Comparative analysis

To rigorously validate the proposed robust backstepping controller, a comparative analysis was conducted against a standard backstepping controller and a conventional PID controller, with results summarized in Table 2. All controllers were simulated in MATLAB/Simulink under identical conditions, including the reference speed profile (Figure 7) and vehicle mass variations (Figure 8). The proposed robust backstepping controller achieves a root mean square error (RMSE) of 0.12rad/s, significantly outperforming the standard backstepping controller (0.25rad/s) and PID controller (0.35rad/s), reflecting superior speed tracking precision. Its convergence time to within \(2\%\) of the reference speed is 0.15s, compared to 0.22s for standard backstepping and 0.28 s for PID, indicating faster response dynamics. The peak overshoot is reduced to \(1.5\%\) versus \(2.8\%\) and \(4.2\%\), respectively, while the steady-state error drops to 0.03rad/s from 0.07rad/s and 0.10rad/s. Moreover, under varying wind speed and mass conditions, the proposed controller maintains robust performance with RMSE values of 0.14rad/s and 0.13rad/s, compared to 0.28rad/s and 0.26rad/s for standard backstepping, and 0.40rad/s and 0.38rad/s for PID. These results, highlight the proposed approach’s enhanced accuracy, responsiveness, and resilience to parameter uncertainties.

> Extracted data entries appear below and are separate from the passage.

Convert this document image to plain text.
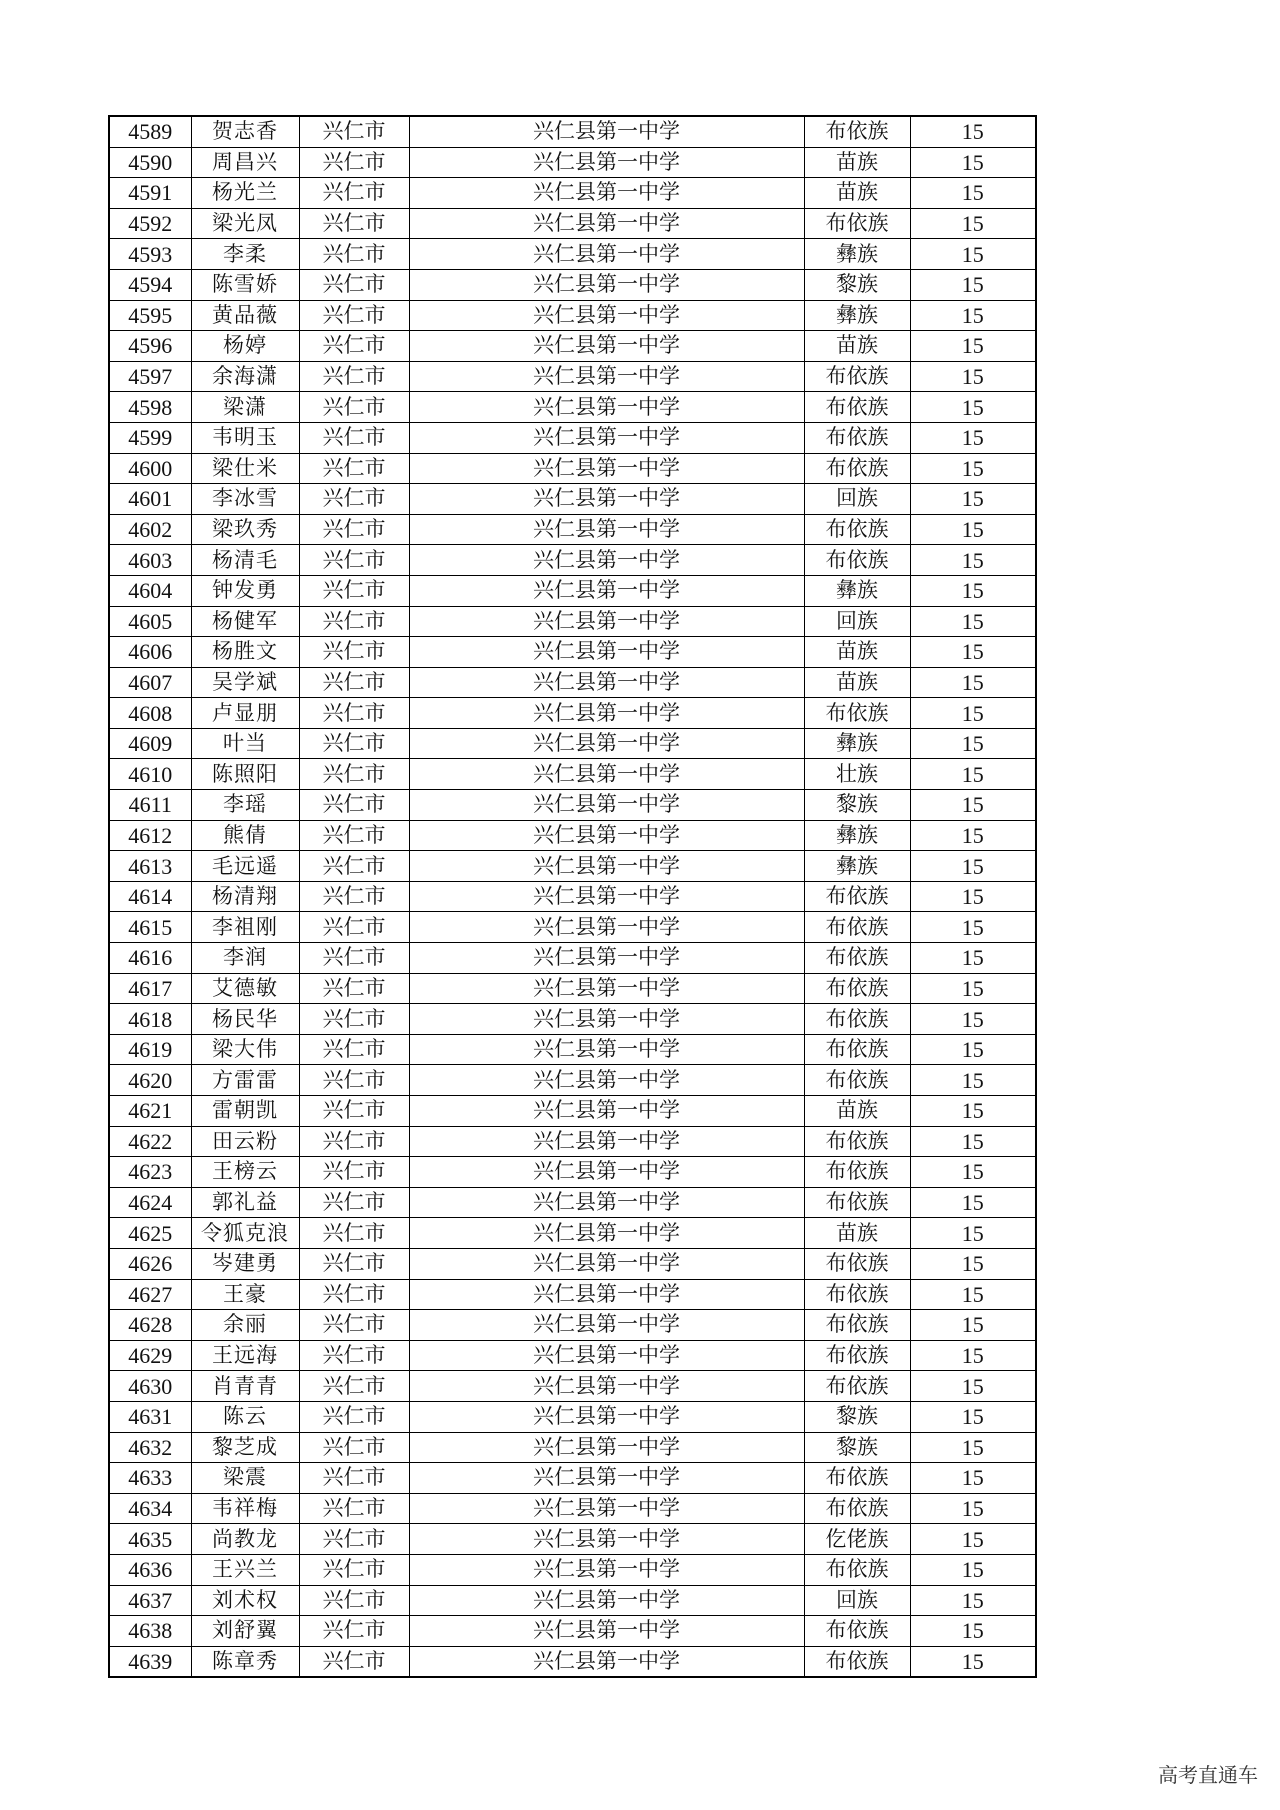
4589	贺志香	兴仁市	兴仁县第一中学	布依族	15
4590	周昌兴	兴仁市	兴仁县第一中学	苗族	15
4591	杨光兰	兴仁市	兴仁县第一中学	苗族	15
4592	梁光凤	兴仁市	兴仁县第一中学	布依族	15
4593	李柔	兴仁市	兴仁县第一中学	彝族	15
4594	陈雪娇	兴仁市	兴仁县第一中学	黎族	15
4595	黄品薇	兴仁市	兴仁县第一中学	彝族	15
4596	杨婷	兴仁市	兴仁县第一中学	苗族	15
4597	余海潇	兴仁市	兴仁县第一中学	布依族	15
4598	梁潇	兴仁市	兴仁县第一中学	布依族	15
4599	韦明玉	兴仁市	兴仁县第一中学	布依族	15
4600	梁仕米	兴仁市	兴仁县第一中学	布依族	15
4601	李冰雪	兴仁市	兴仁县第一中学	回族	15
4602	梁玖秀	兴仁市	兴仁县第一中学	布依族	15
4603	杨清毛	兴仁市	兴仁县第一中学	布依族	15
4604	钟发勇	兴仁市	兴仁县第一中学	彝族	15
4605	杨健军	兴仁市	兴仁县第一中学	回族	15
4606	杨胜文	兴仁市	兴仁县第一中学	苗族	15
4607	吴学斌	兴仁市	兴仁县第一中学	苗族	15
4608	卢显朋	兴仁市	兴仁县第一中学	布依族	15
4609	叶当	兴仁市	兴仁县第一中学	彝族	15
4610	陈照阳	兴仁市	兴仁县第一中学	壮族	15
4611	李瑶	兴仁市	兴仁县第一中学	黎族	15
4612	熊倩	兴仁市	兴仁县第一中学	彝族	15
4613	毛远遥	兴仁市	兴仁县第一中学	彝族	15
4614	杨清翔	兴仁市	兴仁县第一中学	布依族	15
4615	李祖刚	兴仁市	兴仁县第一中学	布依族	15
4616	李润	兴仁市	兴仁县第一中学	布依族	15
4617	艾德敏	兴仁市	兴仁县第一中学	布依族	15
4618	杨民华	兴仁市	兴仁县第一中学	布依族	15
4619	梁大伟	兴仁市	兴仁县第一中学	布依族	15
4620	方雷雷	兴仁市	兴仁县第一中学	布依族	15
4621	雷朝凯	兴仁市	兴仁县第一中学	苗族	15
4622	田云粉	兴仁市	兴仁县第一中学	布依族	15
4623	王榜云	兴仁市	兴仁县第一中学	布依族	15
4624	郭礼益	兴仁市	兴仁县第一中学	布依族	15
4625	令狐克浪	兴仁市	兴仁县第一中学	苗族	15
4626	岑建勇	兴仁市	兴仁县第一中学	布依族	15
4627	王豪	兴仁市	兴仁县第一中学	布依族	15
4628	余丽	兴仁市	兴仁县第一中学	布依族	15
4629	王远海	兴仁市	兴仁县第一中学	布依族	15
4630	肖青青	兴仁市	兴仁县第一中学	布依族	15
4631	陈云	兴仁市	兴仁县第一中学	黎族	15
4632	黎芝成	兴仁市	兴仁县第一中学	黎族	15
4633	梁震	兴仁市	兴仁县第一中学	布依族	15
4634	韦祥梅	兴仁市	兴仁县第一中学	布依族	15
4635	尚教龙	兴仁市	兴仁县第一中学	仡佬族	15
4636	王兴兰	兴仁市	兴仁县第一中学	布依族	15
4637	刘术权	兴仁市	兴仁县第一中学	回族	15
4638	刘舒翼	兴仁市	兴仁县第一中学	布依族	15
4639	陈章秀	兴仁市	兴仁县第一中学	布依族	15
高考直通车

Table 2 Performance comparison of proposed controller versus standard backstepping and PID controllers.

Conclusion

In conclusion, the primary objective of this study was to develop a precise computer-based model for Electric Vehicle (EV) energy consumption during various driving cycles. A comprehensive forward vehicle simulation model was evaluated through a simulation using MATLAB/Simulink, encompassing the intricate powertrain system and longitudinal vehicle dynamics. This model integrated the Thevenin equivalent circuit battery model, inverter, and permanent magnet synchronous motor (PMSM), contributing to a holistic roepresentation of the EV’s energy dynamics. Additionally, the resistance forces opposing the vehicle’s motion were accurately characterized within the longitudinal vehicle dynamics, further enhancing the model’s accuracy. To regulate the vehicle’s speed, a robust nonlinear controller, specifically the backstepping robust technique, was adeptly designed and incorporated into an elaborated driver model. A formal stability analysis employing Lyapunov tools provided assurance that the system operates in a stable manner, crucial for real-world applications. The results obtained from this comprehensive model undeniably demonstrate its effectiveness in achieving the defined control objectives with remarkable performance and robustness. Looking ahead, future work could focus on integrating real-time adaptive algorithms to enhance the controller’s responsiveness to unpredictable environmental conditions, such as sudden weather changes or road surface variations. Additionally, experimental validation on a physical EV prototype would help bridge the gap between simulation and practical implementation. Investigating the scalability of the proposed approach across different EV architectures (e.g., hybrid or multi-motor systems) could further broaden its applicability.